I believe you have to follow the patient – not just by their CT scans, but by following their symptom patterns and their physical and psychological performance patterns over time. I’m not sure that medical oncologists are doing that systematically, or documenting it, at all stages of the cancer.
Rather than stigmatising the physicians and the treating teams, we need to open a frank dialogue about the limits of our understanding of the true value of different treatments, for different diseases and in different clinical situations. I believe the most important thing is to offer continuous care to the patient, from the start to the end of their cancer journey – and even after the end, in supporting family and friends. I think that dividing cancer care into ‘active’ and ‘palliative’ is wrong.

In an editorial just published in the Annals of Oncology (23:1932–34), I discuss the importance of continuity and of supportive care, which should include the needs of terminally ill patients. We should not differentiate supportive and palliative care from active treatment. Good cancer care is a continuum, and sending the patient to a ‘death home’ is not ideal.
I agree with Matti that we should not look at palliative care as a separate system from active treatment. I also agree we should not stigmatise physicians, but instead have an open discussion about these issues. The expertise of palliative care and symptom management should be continuously integrated with tumour-directed treatment. It’s about offering the correct treatment at the right time, and patients have to understand that they are part of a large team including medical and radiation oncologists, palliative care physicians, specialist nurses, community nurses and so on.

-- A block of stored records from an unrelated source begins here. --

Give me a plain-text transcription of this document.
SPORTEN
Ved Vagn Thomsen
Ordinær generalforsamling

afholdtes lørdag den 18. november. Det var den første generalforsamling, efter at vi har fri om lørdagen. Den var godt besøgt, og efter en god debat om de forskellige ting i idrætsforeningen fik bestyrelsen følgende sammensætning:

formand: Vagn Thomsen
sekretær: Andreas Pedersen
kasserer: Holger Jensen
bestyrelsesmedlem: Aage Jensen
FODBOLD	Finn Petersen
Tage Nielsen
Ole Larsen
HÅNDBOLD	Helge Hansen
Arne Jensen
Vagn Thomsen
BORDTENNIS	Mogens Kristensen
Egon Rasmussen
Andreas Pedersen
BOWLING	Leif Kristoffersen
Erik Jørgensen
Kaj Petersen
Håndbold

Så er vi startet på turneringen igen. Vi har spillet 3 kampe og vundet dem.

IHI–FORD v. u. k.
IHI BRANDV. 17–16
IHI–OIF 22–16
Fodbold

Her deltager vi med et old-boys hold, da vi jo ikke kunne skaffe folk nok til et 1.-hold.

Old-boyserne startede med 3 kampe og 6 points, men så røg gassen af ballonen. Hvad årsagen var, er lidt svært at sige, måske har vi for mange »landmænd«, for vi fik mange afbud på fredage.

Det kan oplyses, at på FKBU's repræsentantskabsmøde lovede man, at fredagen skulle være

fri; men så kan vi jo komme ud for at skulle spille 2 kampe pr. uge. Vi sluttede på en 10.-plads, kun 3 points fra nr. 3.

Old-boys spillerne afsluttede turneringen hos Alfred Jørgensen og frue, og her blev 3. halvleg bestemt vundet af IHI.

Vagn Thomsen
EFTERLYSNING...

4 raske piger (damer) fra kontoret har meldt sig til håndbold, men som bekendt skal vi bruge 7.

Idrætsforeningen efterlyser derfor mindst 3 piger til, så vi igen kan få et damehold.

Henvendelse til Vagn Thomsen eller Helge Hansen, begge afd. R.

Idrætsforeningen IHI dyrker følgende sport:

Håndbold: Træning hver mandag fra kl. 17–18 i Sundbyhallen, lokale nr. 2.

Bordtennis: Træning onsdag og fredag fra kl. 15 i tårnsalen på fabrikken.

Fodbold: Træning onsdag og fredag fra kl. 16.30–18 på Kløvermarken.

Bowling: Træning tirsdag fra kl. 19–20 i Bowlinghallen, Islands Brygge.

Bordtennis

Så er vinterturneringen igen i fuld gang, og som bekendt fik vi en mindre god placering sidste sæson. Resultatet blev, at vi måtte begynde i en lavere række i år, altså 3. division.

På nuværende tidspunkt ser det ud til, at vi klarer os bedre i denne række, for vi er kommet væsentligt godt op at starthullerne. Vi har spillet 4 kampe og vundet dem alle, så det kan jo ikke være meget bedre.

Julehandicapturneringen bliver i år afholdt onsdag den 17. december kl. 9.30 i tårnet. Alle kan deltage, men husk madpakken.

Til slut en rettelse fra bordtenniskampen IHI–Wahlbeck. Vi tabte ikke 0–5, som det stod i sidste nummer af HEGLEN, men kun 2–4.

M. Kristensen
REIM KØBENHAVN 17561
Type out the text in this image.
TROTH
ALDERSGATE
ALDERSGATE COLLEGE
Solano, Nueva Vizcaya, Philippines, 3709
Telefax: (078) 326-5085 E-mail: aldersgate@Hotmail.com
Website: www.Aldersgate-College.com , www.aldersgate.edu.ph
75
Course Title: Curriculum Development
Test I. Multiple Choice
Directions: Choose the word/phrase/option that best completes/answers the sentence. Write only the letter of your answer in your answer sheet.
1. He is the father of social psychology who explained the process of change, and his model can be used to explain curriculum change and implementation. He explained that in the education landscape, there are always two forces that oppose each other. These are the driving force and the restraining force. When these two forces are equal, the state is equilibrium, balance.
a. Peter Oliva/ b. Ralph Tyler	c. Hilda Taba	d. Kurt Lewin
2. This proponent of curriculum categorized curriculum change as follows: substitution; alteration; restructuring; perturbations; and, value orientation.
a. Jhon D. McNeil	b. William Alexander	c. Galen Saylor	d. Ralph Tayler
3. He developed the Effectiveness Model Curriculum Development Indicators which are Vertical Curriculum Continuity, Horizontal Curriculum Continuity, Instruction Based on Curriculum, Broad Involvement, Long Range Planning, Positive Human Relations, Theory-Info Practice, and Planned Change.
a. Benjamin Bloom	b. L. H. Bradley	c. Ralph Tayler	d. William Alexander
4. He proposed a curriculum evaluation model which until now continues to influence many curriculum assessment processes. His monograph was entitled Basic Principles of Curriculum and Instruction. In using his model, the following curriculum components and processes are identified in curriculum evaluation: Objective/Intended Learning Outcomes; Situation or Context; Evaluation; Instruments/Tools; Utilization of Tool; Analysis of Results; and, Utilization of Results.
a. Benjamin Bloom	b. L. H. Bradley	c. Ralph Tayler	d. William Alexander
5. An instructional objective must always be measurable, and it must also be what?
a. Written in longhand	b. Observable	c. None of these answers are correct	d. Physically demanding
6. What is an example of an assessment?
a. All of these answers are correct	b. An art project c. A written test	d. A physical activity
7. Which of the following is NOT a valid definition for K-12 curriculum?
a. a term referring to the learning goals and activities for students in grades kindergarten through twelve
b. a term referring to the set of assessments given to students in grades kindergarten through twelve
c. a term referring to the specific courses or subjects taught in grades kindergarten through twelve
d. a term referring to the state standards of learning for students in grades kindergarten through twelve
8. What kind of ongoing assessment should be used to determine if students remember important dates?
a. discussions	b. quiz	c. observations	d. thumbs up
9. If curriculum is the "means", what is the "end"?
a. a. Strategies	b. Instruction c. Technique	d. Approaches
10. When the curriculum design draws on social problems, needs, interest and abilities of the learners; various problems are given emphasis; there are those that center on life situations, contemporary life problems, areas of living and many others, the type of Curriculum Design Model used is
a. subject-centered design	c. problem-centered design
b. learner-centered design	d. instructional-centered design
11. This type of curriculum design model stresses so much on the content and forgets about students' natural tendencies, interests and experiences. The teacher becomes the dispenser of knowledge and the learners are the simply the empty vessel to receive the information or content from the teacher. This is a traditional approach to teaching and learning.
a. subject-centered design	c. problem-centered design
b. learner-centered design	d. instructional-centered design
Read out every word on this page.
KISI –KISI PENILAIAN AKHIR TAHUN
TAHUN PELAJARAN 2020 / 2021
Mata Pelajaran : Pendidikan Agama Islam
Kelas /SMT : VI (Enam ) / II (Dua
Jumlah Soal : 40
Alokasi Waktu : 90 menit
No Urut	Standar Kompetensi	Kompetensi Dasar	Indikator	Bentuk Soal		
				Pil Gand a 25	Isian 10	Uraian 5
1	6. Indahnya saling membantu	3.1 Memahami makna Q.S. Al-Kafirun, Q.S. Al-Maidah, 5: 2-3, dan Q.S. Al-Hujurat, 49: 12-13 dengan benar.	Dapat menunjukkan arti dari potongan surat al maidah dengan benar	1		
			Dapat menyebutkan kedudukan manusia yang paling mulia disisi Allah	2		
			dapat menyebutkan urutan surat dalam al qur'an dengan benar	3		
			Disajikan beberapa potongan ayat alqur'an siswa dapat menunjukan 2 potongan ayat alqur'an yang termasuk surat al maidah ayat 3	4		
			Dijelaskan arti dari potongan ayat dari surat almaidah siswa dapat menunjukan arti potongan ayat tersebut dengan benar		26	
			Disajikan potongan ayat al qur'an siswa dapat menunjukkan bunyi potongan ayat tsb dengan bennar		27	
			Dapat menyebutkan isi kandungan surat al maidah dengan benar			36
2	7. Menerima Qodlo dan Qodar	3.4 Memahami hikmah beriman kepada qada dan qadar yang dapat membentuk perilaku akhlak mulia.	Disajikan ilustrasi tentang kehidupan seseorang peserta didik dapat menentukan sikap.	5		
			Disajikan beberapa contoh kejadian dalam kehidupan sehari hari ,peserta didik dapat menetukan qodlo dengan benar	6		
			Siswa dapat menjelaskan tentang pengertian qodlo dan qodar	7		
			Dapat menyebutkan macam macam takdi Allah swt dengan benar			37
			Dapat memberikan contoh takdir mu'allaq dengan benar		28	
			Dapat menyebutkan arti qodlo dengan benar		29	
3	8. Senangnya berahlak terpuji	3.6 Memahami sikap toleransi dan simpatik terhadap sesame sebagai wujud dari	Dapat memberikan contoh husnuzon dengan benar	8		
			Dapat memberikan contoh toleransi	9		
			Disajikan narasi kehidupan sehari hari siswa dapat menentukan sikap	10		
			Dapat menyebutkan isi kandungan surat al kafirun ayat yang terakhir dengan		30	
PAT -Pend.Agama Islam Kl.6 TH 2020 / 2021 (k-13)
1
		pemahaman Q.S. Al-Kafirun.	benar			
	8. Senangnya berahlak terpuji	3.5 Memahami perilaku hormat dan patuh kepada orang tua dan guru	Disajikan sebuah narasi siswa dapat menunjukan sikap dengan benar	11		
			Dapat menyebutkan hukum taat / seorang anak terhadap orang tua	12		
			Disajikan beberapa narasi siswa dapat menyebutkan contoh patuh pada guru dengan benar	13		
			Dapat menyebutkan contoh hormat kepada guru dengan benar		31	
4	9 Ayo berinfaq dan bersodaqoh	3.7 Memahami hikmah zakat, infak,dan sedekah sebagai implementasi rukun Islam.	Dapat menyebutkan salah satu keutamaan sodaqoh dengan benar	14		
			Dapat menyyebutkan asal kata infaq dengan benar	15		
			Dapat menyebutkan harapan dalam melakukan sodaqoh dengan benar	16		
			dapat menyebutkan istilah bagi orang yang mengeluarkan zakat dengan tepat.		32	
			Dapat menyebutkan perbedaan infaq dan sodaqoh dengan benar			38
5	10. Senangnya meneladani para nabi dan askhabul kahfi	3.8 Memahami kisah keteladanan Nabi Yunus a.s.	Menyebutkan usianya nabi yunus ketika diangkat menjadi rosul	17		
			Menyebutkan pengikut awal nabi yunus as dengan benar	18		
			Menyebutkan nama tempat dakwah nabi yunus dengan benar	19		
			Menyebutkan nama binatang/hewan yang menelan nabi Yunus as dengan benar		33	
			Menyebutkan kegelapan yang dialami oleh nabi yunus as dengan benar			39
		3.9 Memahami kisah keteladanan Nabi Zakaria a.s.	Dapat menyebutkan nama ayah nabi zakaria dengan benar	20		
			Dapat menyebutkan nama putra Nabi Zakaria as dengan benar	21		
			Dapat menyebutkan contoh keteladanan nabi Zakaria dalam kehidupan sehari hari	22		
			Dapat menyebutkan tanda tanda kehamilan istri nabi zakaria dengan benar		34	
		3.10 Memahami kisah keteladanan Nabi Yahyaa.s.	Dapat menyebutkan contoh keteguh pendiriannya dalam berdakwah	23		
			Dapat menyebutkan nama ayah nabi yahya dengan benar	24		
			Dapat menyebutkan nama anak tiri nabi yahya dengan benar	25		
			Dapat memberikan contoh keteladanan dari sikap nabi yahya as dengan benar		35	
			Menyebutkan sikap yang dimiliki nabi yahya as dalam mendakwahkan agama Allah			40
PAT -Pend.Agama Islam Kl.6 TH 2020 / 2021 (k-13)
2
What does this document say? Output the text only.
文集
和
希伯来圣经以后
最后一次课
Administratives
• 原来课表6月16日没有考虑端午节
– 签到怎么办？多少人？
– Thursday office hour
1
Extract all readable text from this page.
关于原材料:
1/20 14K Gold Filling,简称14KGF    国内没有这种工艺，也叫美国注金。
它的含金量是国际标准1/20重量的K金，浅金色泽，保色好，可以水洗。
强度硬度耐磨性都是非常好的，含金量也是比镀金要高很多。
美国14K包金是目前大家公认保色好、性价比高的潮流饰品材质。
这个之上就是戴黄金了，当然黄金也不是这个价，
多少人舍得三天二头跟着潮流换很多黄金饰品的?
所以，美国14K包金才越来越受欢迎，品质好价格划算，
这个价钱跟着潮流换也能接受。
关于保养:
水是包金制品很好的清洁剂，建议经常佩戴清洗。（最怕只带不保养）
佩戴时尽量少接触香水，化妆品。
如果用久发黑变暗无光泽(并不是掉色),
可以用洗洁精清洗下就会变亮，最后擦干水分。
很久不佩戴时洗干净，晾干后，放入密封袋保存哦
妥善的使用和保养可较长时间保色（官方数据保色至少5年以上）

As patients approach the end of their life, this team will change and the focus will be more on home care than hospital care. Oncology expertise is also needed in home care situations and within palliative care teams.
High-quality and continuing supportive care, as recommended by the European Society for Medical Oncology and other medical organisations, is definitely of primary importance. It could be that in some countries, and in some settings, oncologists are led too much by test results, rather than thinking about the real benefits to patients of offering approaches that integrate the best active treatment with the best supportive care. If that is the case, there needs to be a change.